As we drove into the cemetery, I could see through the windshield of my brother’s car the flagpole at the entrance, and the flag itself–flying at half-mast.”What a nice thing to do for Mom,” I thought.

But at the same moment I realized that this demonstration of respect and mourning was not for my mother. She was loved and well thought of in the little town of Andalusia, Ala., but the lowered flag was not for her.

It was for the governor.

Mom died 10 years ago, in the early morning of Sept. 14, 1998. George Wallace had died the day before.

They were buried on the same day–Sept. 16.

That night, after all but our (now-smaller) nuclear family had left my father’s house, we gathered to watch the day’s news reports from the Montgomery television station. We saw images of throngs of people gathered in the city streets to watch the governor’s funeral procession pass by.

In Andalusia the First Baptist Church had been full for my mother’s service. But it was nothing like the turnout some 90 miles north.

For some 10 years now I have pondered the meaning of this matrix. My mother–a stay-at-home mom, whose biggest claim to fame was singing the occasional solo in the church choir’s annual Christmas cantata–was the most influential person on my life at home. George Wallace, who will be remembered most for declaring, upon his inauguration as governor, “Segregation today, segregation tomorrow, segregation forever,” was arguably the most influential person in my life outside my home.

And they were buried on the same day.

That statement about Wallace is a pretty strong one. To be sure, there were schoolteachers, church leaders and even friends who impacted my life in substantial ways as I grew up. But no person shaped the environment of the state of Alabama during my lifetime as did that pugnacious and ambitious man in the capitol. I was raised in a state defined by racism and–even as a child–I knew it. I could feel it.

And so when the time came to move away from Alabama back in 1979, I was glad, glad to leave it all behind.

But, of course, I didn’t leave it at all.

I no more left behind the effects of the state that shaped me than I could abandon the lessons of my Sunday school teacher mother. In the midst of an environment that urged me to live in fear of “the other,” my mother taught me by example about acceptance and love for every person.

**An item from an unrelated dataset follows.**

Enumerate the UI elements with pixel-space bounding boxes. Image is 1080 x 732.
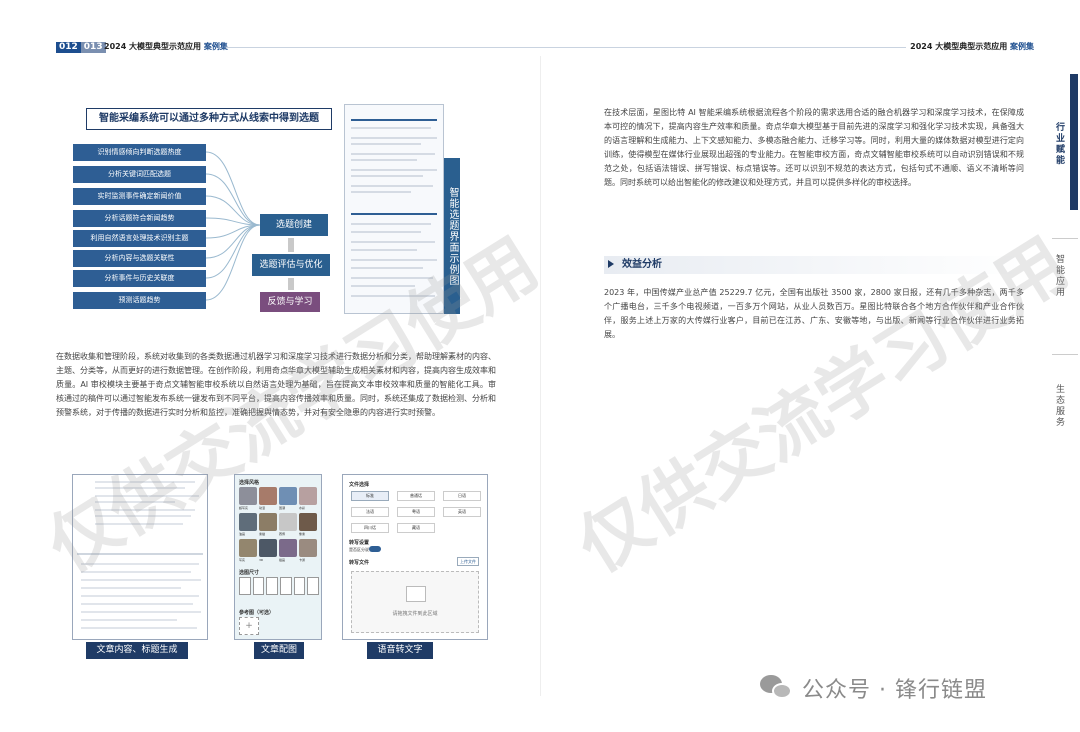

I like to believe my mother’s influence was the greater of the two. But early on in the 15-year sojourn away from my home state, I came to understand something about the path to self-discovery. A person must come to accept and embrace where he has come from if he is ever to fully accept–and understand–himself.

That certainly doesn’t require a backward gaze through hazy, rose-colored glasses. To the contrary, it means taking a hard, honest, clear look at where one has come from, remembering the sun-drenched moments as well as the shadows one might prefer to ignore. We are, each of us, pieced together by the forces of cowardice as much as by heroism.

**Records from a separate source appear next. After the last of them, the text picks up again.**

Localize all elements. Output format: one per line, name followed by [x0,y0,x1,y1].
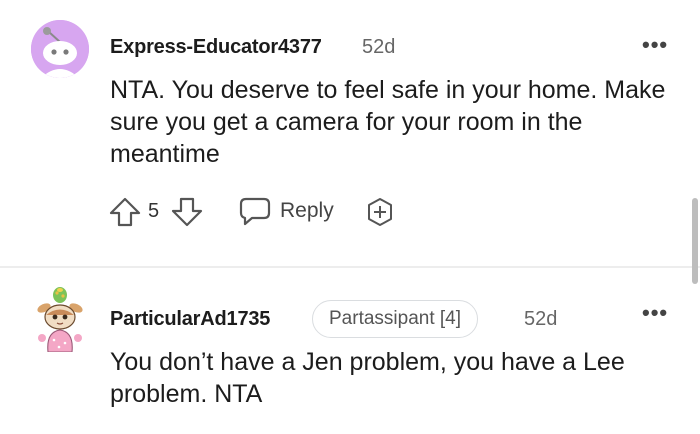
comment-age: 52d [524,308,558,330]
speech-bubble-icon [239,197,271,226]
user-flair: Partassipant [4] [312,300,479,338]
username[interactable]: ParticularAd1735 [110,308,270,331]
more-options-icon[interactable]: ••• [642,302,668,324]
vote-count: 5 [148,200,160,222]
comment-body: You don’t have a Jen problem, you have a… [110,348,625,408]
user-avatar[interactable] [31,20,89,78]
upvote-button[interactable] [108,196,142,228]
comment-body: NTA. You deserve to feel safe in your ho… [110,76,666,168]
reply-button[interactable]: Reply [238,196,334,226]
downvote-arrow-icon [171,197,203,227]
user-avatar[interactable] [30,286,90,352]
comment: ParticularAd1735 Partassipant [4] 52d ••… [0,268,700,434]
snoo-avatar-icon [31,20,89,78]
custom-snoo-avatar-icon [37,287,83,352]
reply-label: Reply [280,199,334,222]
award-icon [368,198,392,226]
comment-actions: 5 Reply [108,196,408,230]
comment-age: 52d [362,36,396,58]
username[interactable]: Express-Educator4377 [110,36,322,59]
more-options-icon[interactable]: ••• [642,34,668,56]
comment: Express-Educator4377 52d ••• NTA. You de… [0,0,700,268]
award-button[interactable] [364,196,396,228]
downvote-button[interactable] [170,196,204,228]
upvote-arrow-icon [109,197,141,227]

I have come to recognize that those same forces shaped both George Corley Wallace and Betty White Foster and, as a result, each carried the many, varied shades of character within them.

We all do.

I hope my two sons, products also of the Heart of Dixie, will come to understand this as well; that they will recognize and accept the dark as well as the light within themselves–and that within their father too.

I moved back to Alabama in 1995 and found many things to be much as they had been when I left. There had been improvements in the racial climate, but fear remained the primary political tool of ambitious public figures.

Now I have once more left the soil of my deepest roots, moving again northward. This time I go with more sadness than relief. I’ve made no effort this time to shake from my shoes the dust of my home state. Instead I am trying to apply the lessons I’ve learned over the past years both at home and away, to seek to make a difference in the place where I live; to embrace the dark and light within myself, remaining open to what I too may yet become.

Nick Foster recently moved from Alabama to Bloomington, Ind., where he is executive director of Habitat for Humanity in Morgan County.